Hadoop is 7 years from birth to this year, and this year there have been many new changes:
1, Hadoop is recognized as a set of large industry data standards open source software, in a distributed environment to provide a huge amount of data processing capacity (Gartner). Almost all major manufacturers revolve around Hadoop development tools, Open-source software, commercial tools, and technical services. This year, large IT companies, such as EMC, Microsoft, Intel, Teradata, and Cisco, have significantly increased their input to Hadoop, and Teradata has also publicly shown an all-in-one machine; This time saw several are sqrrl, WANdisco, Gridgain, InMobi and so on, have launched the open source or the commercial software.

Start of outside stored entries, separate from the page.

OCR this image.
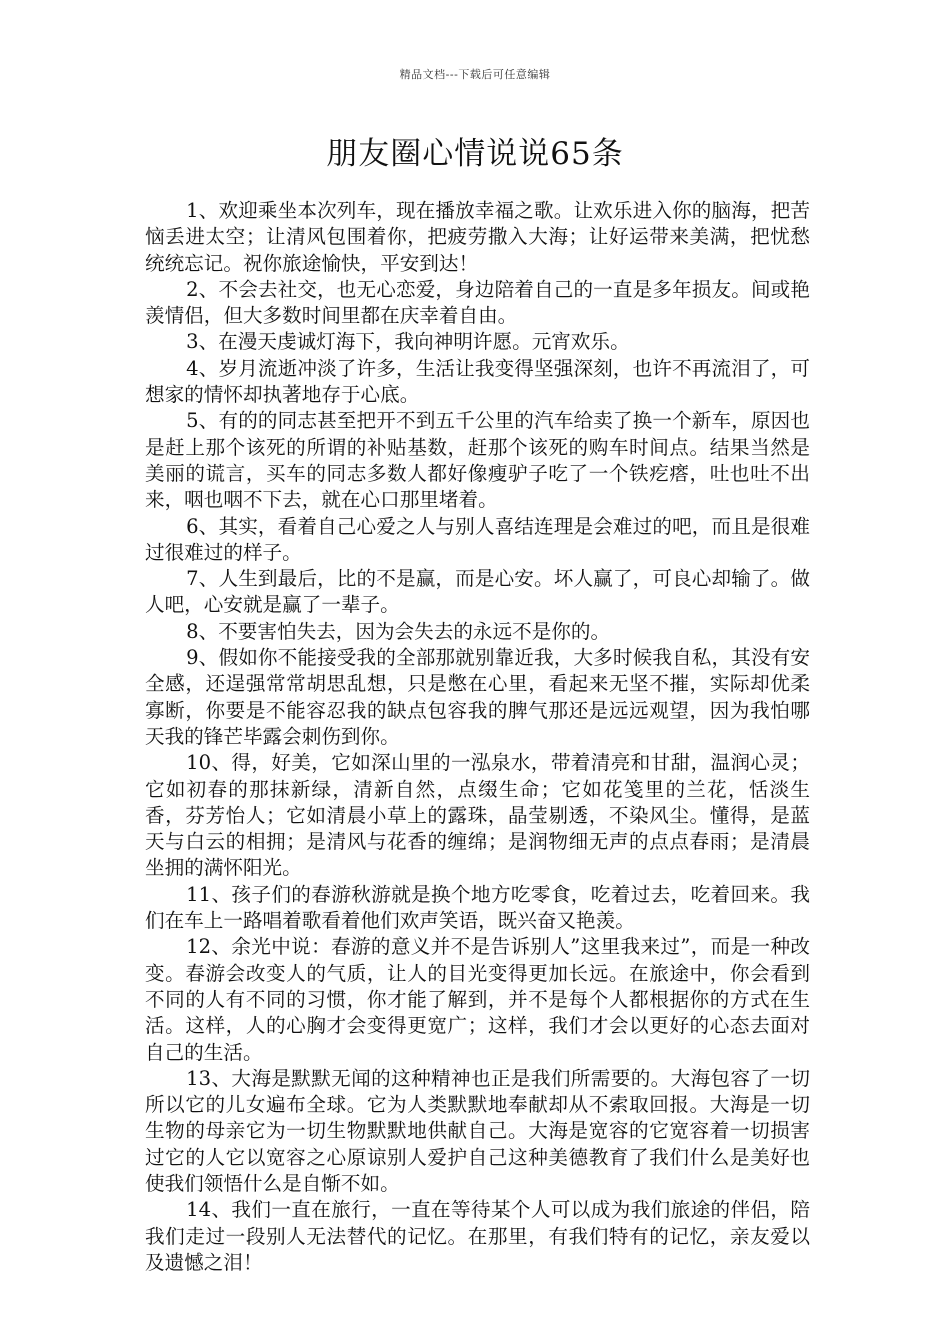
精品文档---下载后可任意编辑
朋友圈心情说说65条

1、欢迎乘坐本次列车，现在播放幸福之歌。让欢乐进入你的脑海，把苦恼丢进太空；让清风包围着你，把疲劳撒入大海；让好运带来美满，把忧愁统统忘记。祝你旅途愉快，平安到达！

2、不会去社交，也无心恋爱，身边陪着自己的一直是多年损友。间或艳羡情侣，但大多数时间里都在庆幸着自由。

3、在漫天虔诚灯海下，我向神明许愿。元宵欢乐。

4、岁月流逝冲淡了许多，生活让我变得坚强深刻，也许不再流泪了，可想家的情怀却执著地存于心底。

5、有的的同志甚至把开不到五千公里的汽车给卖了换一个新车，原因也是赶上那个该死的所谓的补贴基数，赶那个该死的购车时间点。结果当然是美丽的谎言，买车的同志多数人都好像瘦驴子吃了一个铁疙瘩，吐也吐不出来，咽也咽不下去，就在心口那里堵着。

6、其实，看着自己心爱之人与别人喜结连理是会难过的吧，而且是很难过很难过的样子。

7、人生到最后，比的不是赢，而是心安。坏人赢了，可良心却输了。做人吧，心安就是赢了一辈子。

8、不要害怕失去，因为会失去的永远不是你的。

9、假如你不能接受我的全部那就别靠近我，大多时候我自私，其没有安全感，还逞强常常胡思乱想，只是憋在心里，看起来无坚不摧，实际却优柔寡断，你要是不能容忍我的缺点包容我的脾气那还是远远观望，因为我怕哪天我的锋芒毕露会刺伤到你。

10、得，好美，它如深山里的一泓泉水，带着清亮和甘甜，温润心灵；它如初春的那抹新绿，清新自然，点缀生命；它如花笺里的兰花，恬淡生香，芬芳怡人；它如清晨小草上的露珠，晶莹剔透，不染风尘。懂得，是蓝天与白云的相拥；是清风与花香的缠绵；是润物细无声的点点春雨；是清晨坐拥的满怀阳光。

11、孩子们的春游秋游就是换个地方吃零食，吃着过去，吃着回来。我们在车上一路唱着歌看着他们欢声笑语，既兴奋又艳羡。

12、余光中说：春游的意义并不是告诉别人”这里我来过”，而是一种改变。春游会改变人的气质，让人的目光变得更加长远。在旅途中，你会看到不同的人有不同的习惯，你才能了解到，并不是每个人都根据你的方式在生活。这样，人的心胸才会变得更宽广；这样，我们才会以更好的心态去面对自己的生活。

13、大海是默默无闻的这种精神也正是我们所需要的。大海包容了一切所以它的儿女遍布全球。它为人类默默地奉献却从不索取回报。大海是一切生物的母亲它为一切生物默默地供献自己。大海是宽容的它宽容着一切损害过它的人它以宽容之心原谅别人爱护自己这种美德教育了我们什么是美好也使我们领悟什么是自惭不如。

14、我们一直在旅行，一直在等待某个人可以成为我们旅途的伴侣，陪我们走过一段别人无法替代的记忆。在那里，有我们特有的记忆，亲友爱以及遗憾之泪！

2, Hadoop ecosystem rich and colorful, but the core has been Cloudera, hortonworks firmly in control, basically did not shake the possibility. This year Hortonworks propaganda is 100% open Source,cloudera had to do hurry, who called him not open Cloudera Enterprise Manager source code? Hortonworks introduced Ambari, the venue at least 5 Cloudera engineers listen carefully, there is a young man constantly on the ipad shorthand, competition can be seen, personal estimates, Cloudera will Enterprise Manager open source sooner or later. Hortonworks current Ambari committer is 20+,contributor 50+, the latter number may have some water, but the first is no problem. The update,1.25 version is now more obvious than the 1.0x version of the day. Other manufacturers of the survival of the way is to engage in plug-ins, such as WANdisco, VMware, Mellanox, Gridgain, and plug-ins are not to modify the core of the plug-in-these manufacturers are not able to move the core, continuous investment may have some role, such as VMware, But the first-tier Hadoop makers will never let go.

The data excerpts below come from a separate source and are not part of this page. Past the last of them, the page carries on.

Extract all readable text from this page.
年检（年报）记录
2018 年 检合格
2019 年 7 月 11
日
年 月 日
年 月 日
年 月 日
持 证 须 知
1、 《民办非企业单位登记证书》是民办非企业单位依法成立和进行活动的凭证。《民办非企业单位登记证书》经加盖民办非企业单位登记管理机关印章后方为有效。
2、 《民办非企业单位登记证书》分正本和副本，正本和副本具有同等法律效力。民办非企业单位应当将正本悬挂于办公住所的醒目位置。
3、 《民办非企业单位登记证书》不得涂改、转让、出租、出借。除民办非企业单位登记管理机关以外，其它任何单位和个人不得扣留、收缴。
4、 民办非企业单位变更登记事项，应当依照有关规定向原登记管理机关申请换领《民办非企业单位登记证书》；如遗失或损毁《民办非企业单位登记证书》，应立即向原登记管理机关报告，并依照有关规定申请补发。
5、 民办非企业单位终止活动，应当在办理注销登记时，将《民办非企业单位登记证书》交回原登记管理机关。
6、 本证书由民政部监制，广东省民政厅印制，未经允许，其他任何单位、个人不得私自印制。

3, Hadoop 2.0 transformation is basically unstoppable. Hortonworks's Vparun in introducing Tez, gave a lot of interesting ppt, the theme is one: MapReduce is already yesterday, yarn will be the future parallel computing infrastructure. I have not used yarn myself, but Hortonworks has developed a lot of tools around yarn, especially tez, which can improve the execution time of the query plan, pig and Hive will be rewritten and reloaded. Hortonworks Although did not get out of impala, but from the more low-level technology surrounded Impala, two eldest brother layout and contest has never stopped.
4. SQL over Hadoop is an important technical trend. Last year Hadoop world, MPP also boasted how the Ox x. But after Google released Dremel and POWERDRILL,EMC to get Hawq,cloudera out of Impala, all the MPP began to rethink their technical route. and Parccel Technician (feeling is pre-sales) discussed, she found a card said Parccel speed is hive 100X, leading Impala10 years. I feel this speech will soon malfunction, the first is hive optimization has not stopped, hortonworks out Tez, Stinger (with Facebook). Although MPP has been leading Hadoop for many years, according to the 80:20 principle, if Hadoopsql only do the 20% features that the user needs, then the gap is up to 2 years, and within 2 years, Hadoopsql will surpass MPP in some areas. MPP Enterprise's Way Out is to learn HAWQ. Column storage is also new, the recent mainly Orc (MS and Hortonworks Cooperation), parquet (Twitter and cloudera cooperation), there are wood to see two giants PK figure? Have wood to see hold Regiment PK? These techniques show great advantages in testing
5, it and open source units to cooperate widely. It's not just between it vendors and open source, but it's actually working closely together. Not very clear about the internal information of cooperation, but there are basically two modes: product/software cross integration (including management system integration), cooperative development and promotion. The technical requirements of the software has a good architecture, provide an open interface, this point Ambari design and my requirements for HT, I can not do, and Amabri has developed several versions.
6, technically, large data and cloud integration is also an option (note, not the trend, but the option). New OpenStack related issues have been added this year, and some integrators and vendors have also proposed a scenario for applying cloud Hadoop. This does not apply to everyone, but some users can benefit. Netflix is a classic example, their examples are on AWS, and apparently their Hadoop is based on virtual machines, interacting with a Netflix lad (Japanese), which has about 2000 virtual instances, based on EMR, and developed a Gennie management system.
There's a big bang on the news in 4 hours. Paste a small courtyard in the hotel to enjoy the cool, see the small squirrel bar, it is not 5 meters away from me, really want to praise the environment of the U.S. Emperor!